Um die Nähe zum zeitgenössischen Boulevardtheater zu betonen, nannten Astley und andere frühe Zirkusunternehmer die Protagonisten ihrer Pantomimen Harlekin und die Darstellungen selbst Harlekinaden, obwohl es streng genommen gar keine waren. So zeigte Astleys Sohn John im Juni 1800 die Pantomime „Quichotte und Sancho oder Harlekin, der Krieger“, die offenkundig beides parodierte, den Roman von Miguel de Cervantes und die Harlekinaden. Die Figur des Ritters und seines Pferdes drängten sich einer pantomimischen Darstellung in der Manege förmlich auf.
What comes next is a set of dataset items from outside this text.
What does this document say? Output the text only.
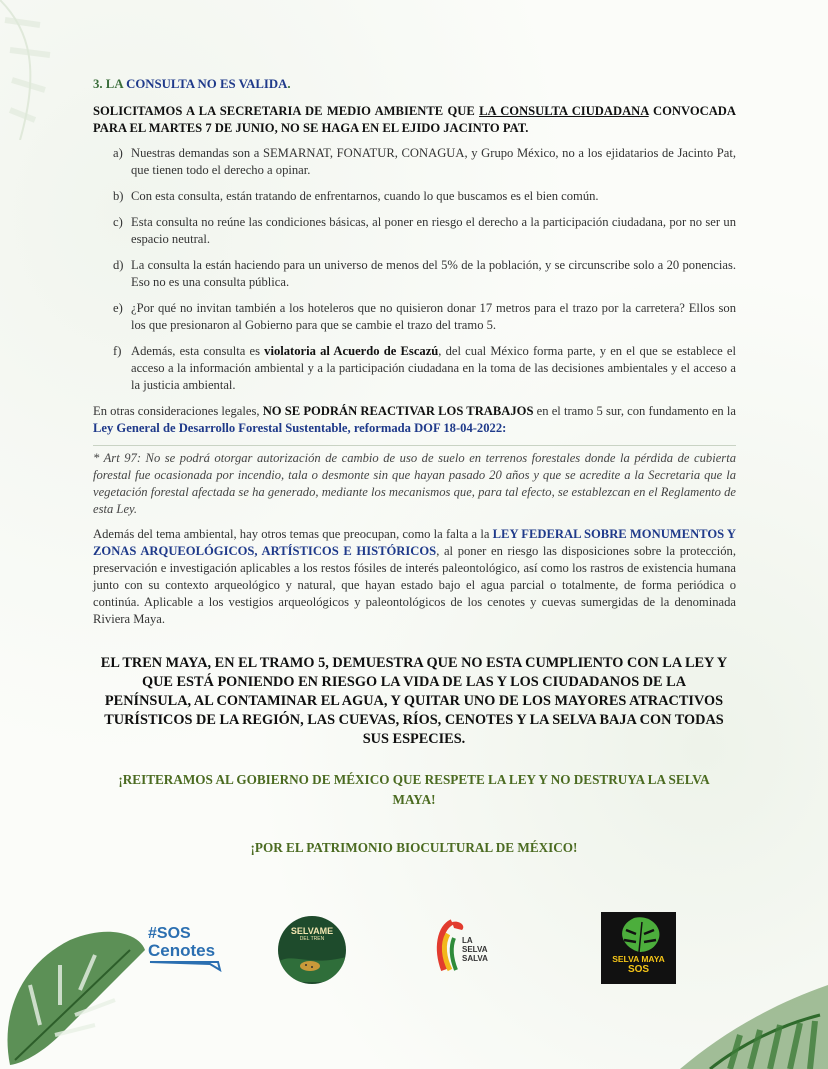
3. LA CONSULTA NO ES VALIDA.
SOLICITAMOS A LA SECRETARIA DE MEDIO AMBIENTE QUE LA CONSULTA CIUDADANA CONVOCADA PARA EL MARTES 7 DE JUNIO, NO SE HAGA EN EL EJIDO JACINTO PAT.
a) Nuestras demandas son a SEMARNAT, FONATUR, CONAGUA, y Grupo México, no a los ejidatarios de Jacinto Pat, que tienen todo el derecho a opinar.
b) Con esta consulta, están tratando de enfrentarnos, cuando lo que buscamos es el bien común.
c) Esta consulta no reúne las condiciones básicas, al poner en riesgo el derecho a la participación ciudadana, por no ser un espacio neutral.
d) La consulta la están haciendo para un universo de menos del 5% de la población, y se circunscribe solo a 20 ponencias. Eso no es una consulta pública.
e) ¿Por qué no invitan también a los hoteleros que no quisieron donar 17 metros para el trazo por la carretera? Ellos son los que presionaron al Gobierno para que se cambie el trazo del tramo 5.
f) Además, esta consulta es violatoria al Acuerdo de Escazú, del cual México forma parte, y en el que se establece el acceso a la información ambiental y a la participación ciudadana en la toma de las decisiones ambientales y el acceso a la justicia ambiental.

En otras consideraciones legales, NO SE PODRÁN REACTIVAR LOS TRABAJOS en el tramo 5 sur, con fundamento en la Ley General de Desarrollo Forestal Sustentable, reformada DOF 18-04-2022:

* Art 97: No se podrá otorgar autorización de cambio de uso de suelo en terrenos forestales donde la pérdida de cubierta forestal fue ocasionada por incendio, tala o desmonte sin que hayan pasado 20 años y que se acredite a la Secretaria que la vegetación forestal afectada se ha generado, mediante los mecanismos que, para tal efecto, se establezcan en el Reglamento de esta Ley.

Además del tema ambiental, hay otros temas que preocupan, como la falta a la LEY FEDERAL SOBRE MONUMENTOS Y ZONAS ARQUEOLÓGICOS, ARTÍSTICOS E HISTÓRICOS, al poner en riesgo las disposiciones sobre la protección, preservación e investigación aplicables a los restos fósiles de interés paleontológico, así como los rastros de existencia humana junto con su contexto arqueológico y natural, que hayan estado bajo el agua parcial o totalmente, de forma periódica o continúa. Aplicable a los vestigios arqueológicos y paleontológicos de los cenotes y cuevas sumergidas de la denominada Riviera Maya.

EL TREN MAYA, EN EL TRAMO 5, DEMUESTRA QUE NO ESTA CUMPLIENTO CON LA LEY Y QUE ESTÁ PONIENDO EN RIESGO LA VIDA DE LAS Y LOS CIUDADANOS DE LA PENÍNSULA, AL CONTAMINAR EL AGUA, Y QUITAR UNO DE LOS MAYORES ATRACTIVOS TURÍSTICOS DE LA REGIÓN, LAS CUEVAS, RÍOS, CENOTES Y LA SELVA BAJA CON TODAS SUS ESPECIES.
¡REITERAMOS AL GOBIERNO DE MÉXICO QUE RESPETE LA LEY Y NO DESTRUYA LA SELVA MAYA!
¡POR EL PATRIMONIO BIOCULTURAL DE MÉXICO!
#SOS
Cenotes
SELVAME
DEL TREN	LA
SELVA
SALVA	SELVA MAYA
SOS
In der ebenfalls jahrzehntelang viel aufgeführten Pantomime „Leben, Tod und Auferstehung des feurigen Rosses, oder Harlekin auf dem Pferderücken“ aus dem Jahr 1815 war das Pferd nicht nur ein wichtiger Mitspieler, sondern formal wie thematisch der Hauptprotagonist des Stücks. Wie der Mensch muss es für „seinen Lebensunterhalt“ sorgen, seine Nützlichkeit nachweisen und Demütigungen über sich ergehen lassen, um nach seinem Ableben durch Berührung mit Harlekins Zauberstab wiederaufzuerstehen. Durch die Dressurtricks der Dompteure wurde bei den Zuschauern der Eindruck erweckt, das Pferd sei lebensfroh, müde, erschöpft oder tot. Pferdepantomimen dieser Art erzeugten die Illusion einer Analogie und einer symmetrischen Beziehung zwischen Mensch und Tier. Tatsächlich geben sie Auskunft über die Bedeutung, die das Pferd im zeitgenössischen Militärleben und im zivilen Alltag der Londoner und Pariser Besucher der Zirkusvorstellungen einnahm. Vergleichbares ließ sich in dieser Weise auf den Theaterbühnen schon aufgrund des anders gestalteten bespielbaren Raums nicht darstellen. Auf einer Theaterbühne konnte man auf und mit einem Pferd auftreten, aber die Bewegung im Raum war für Pferd und Reiter gleichermaßen eingeschränkt wie der Blick für das Publikum.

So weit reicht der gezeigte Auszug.